The aim of this research is to evaluate the potential of GPT-based chatbots in answering real-world drug-related inquires, such as interactions, contraindications, and administration instructions. Specifically, this study compares the accuracy, details, and risk of harm of GPT-based chatbots with that of licensed pharmacists in answering a range drug-related question. By exploring the capabilities of GPT-based chatbots, this research could potentially contribute to alleviating some of the challenges faced by the pharmacy profession, particularly in resource-limited settings.
Methods
Data source
In this cross-sectional study, we obtained real-world inquiries submitted by healthcare professionals and patients, stored in the Drug Information Inquiry Database maintained by the Drug and Poisoning Information Center at the Pharmacy Administration at an academic medical city. The study included data from 1st December to 15th December 2022. The Drug Information Inquiry Database documents the inquiry, types of inquiry, the pharmacists’ response, the time from inquiry to response, and whether the inquirer is a healthcare professional or a patient. The inquiries and related information are received and documented by drug information pharmacists. We excluded inquiries that were not answered by the pharmacists, such as inquiries requiring further details from the inquirers.
Data preparation
The inquiries and corresponding answers were retrieved from the database and reviewed for clarity and grammar. The inquiries were rephrased and edited to ensure they were clear and understandable by chatbots. However, we kept all abbreviations without explanation including medical terms, measurement units, medication names, lab information, demographic information. We only rephrased the inquiries in terms of order, presenting the context first followed by the case and the question. The pharmacists carefully reviewed the edited inquiries to ensure they retained their similarity to the original inquiries. All prompts submitted to the GPT-based chatbots adhered to a consistent structure. For a hypothetical example of a prompt, please see Appendix 1.

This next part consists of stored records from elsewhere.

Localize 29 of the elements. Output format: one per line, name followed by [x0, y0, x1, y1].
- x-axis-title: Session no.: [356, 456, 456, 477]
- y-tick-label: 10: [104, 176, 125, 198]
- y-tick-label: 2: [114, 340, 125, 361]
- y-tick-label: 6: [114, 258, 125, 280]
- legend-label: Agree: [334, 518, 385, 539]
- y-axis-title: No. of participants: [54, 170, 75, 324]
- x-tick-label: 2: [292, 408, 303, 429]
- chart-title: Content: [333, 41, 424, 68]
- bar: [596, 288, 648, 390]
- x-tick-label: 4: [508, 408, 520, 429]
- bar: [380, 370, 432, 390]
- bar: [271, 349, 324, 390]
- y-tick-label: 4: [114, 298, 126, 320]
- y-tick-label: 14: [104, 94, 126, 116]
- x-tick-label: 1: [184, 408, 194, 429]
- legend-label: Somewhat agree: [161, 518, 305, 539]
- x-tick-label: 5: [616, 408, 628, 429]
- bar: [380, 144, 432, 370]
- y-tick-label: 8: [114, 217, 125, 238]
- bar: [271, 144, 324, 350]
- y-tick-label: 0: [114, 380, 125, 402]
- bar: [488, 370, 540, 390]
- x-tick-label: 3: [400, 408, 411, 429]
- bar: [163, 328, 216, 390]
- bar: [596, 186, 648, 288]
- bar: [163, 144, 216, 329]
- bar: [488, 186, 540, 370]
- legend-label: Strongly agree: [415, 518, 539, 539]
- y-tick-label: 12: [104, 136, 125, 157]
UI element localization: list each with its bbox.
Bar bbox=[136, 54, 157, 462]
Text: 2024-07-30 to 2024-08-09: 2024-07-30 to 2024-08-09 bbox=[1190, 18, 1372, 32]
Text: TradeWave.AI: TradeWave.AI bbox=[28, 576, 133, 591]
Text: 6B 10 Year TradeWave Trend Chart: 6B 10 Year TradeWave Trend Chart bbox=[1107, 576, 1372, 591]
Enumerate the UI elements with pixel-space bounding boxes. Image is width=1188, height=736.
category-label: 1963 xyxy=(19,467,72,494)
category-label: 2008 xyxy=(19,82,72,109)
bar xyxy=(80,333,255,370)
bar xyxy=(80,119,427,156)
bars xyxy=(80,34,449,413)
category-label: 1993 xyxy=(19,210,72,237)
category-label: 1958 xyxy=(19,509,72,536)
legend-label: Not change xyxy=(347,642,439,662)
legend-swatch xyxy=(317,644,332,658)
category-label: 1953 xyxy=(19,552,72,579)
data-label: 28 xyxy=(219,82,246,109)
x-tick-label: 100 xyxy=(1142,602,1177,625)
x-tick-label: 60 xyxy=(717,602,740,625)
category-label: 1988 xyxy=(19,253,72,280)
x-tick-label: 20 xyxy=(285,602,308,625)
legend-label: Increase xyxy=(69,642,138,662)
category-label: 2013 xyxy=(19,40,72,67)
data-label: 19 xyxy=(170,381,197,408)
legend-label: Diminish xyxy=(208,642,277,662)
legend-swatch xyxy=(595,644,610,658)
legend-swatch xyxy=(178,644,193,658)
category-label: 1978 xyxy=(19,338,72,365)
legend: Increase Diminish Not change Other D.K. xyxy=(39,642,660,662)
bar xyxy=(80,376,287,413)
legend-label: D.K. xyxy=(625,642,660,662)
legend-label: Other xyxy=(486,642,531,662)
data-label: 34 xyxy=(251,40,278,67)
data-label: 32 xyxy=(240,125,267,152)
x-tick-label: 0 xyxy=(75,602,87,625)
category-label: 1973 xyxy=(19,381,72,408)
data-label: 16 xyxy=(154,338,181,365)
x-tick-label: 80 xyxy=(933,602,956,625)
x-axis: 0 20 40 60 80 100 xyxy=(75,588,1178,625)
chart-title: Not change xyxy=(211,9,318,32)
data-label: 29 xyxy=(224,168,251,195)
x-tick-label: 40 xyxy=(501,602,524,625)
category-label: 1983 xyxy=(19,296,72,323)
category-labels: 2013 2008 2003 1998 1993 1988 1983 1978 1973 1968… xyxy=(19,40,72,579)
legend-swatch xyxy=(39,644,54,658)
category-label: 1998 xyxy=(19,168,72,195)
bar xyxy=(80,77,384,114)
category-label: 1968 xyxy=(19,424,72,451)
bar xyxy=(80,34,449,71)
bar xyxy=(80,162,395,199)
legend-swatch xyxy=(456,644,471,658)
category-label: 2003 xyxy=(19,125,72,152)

Large language models-based chatbots
We utilized only publicly available LLMs-based chatbots, which are built on GPT-3 by YouChat, 9 GPT-3.5 by ChatGPT (OpenAI), 10 and GPT-4 by ChatGPT (OpenAI). 11 These GPT models differ in terms of architecture, model size, and training data, with GPT-4 considered the most advanced model. The edited questions were fed into the GPT-based chatbots. The generated responses were recorded and saved in a datasheet for further review and analysis.
Outcome
To evaluate the responses, two independent pharmacists with at least post-graduate training (Post-graduate Year One (PGY1) Pharmacy Residency or equivalent) reviewed all the responses provided by the three chatbots and the drug information pharmacists. The reviewers were instructed to assess all types of information resources, including primary, secondary, and tertiary sources. The reviewers scored the responses based on three criteria: accuracy, details, and risk of harm.
Evaluation criteria
The scores from the two reviewers were averaged to generate an overall score for each response. If the difference between the reviewers’ scores exceeded one, a third reviewer was consulted to determine the more accurate score. The evaluation rubric can be found in Appendix 2. Additionally, reviewers were asked to assess whether the provided inquiry necessitated further information, either through accessing the patient's file or by directly communicating with the inquirer.
Statistical analysis
We conducted a descriptive analysis for the information included in the Drug Information Inquiry Database such as the type of questions, age of the patients, gender of the patients, and the identity of the inquirer (e.g. patient, healthcare professional). Categorical variables were presented as counts and percentages.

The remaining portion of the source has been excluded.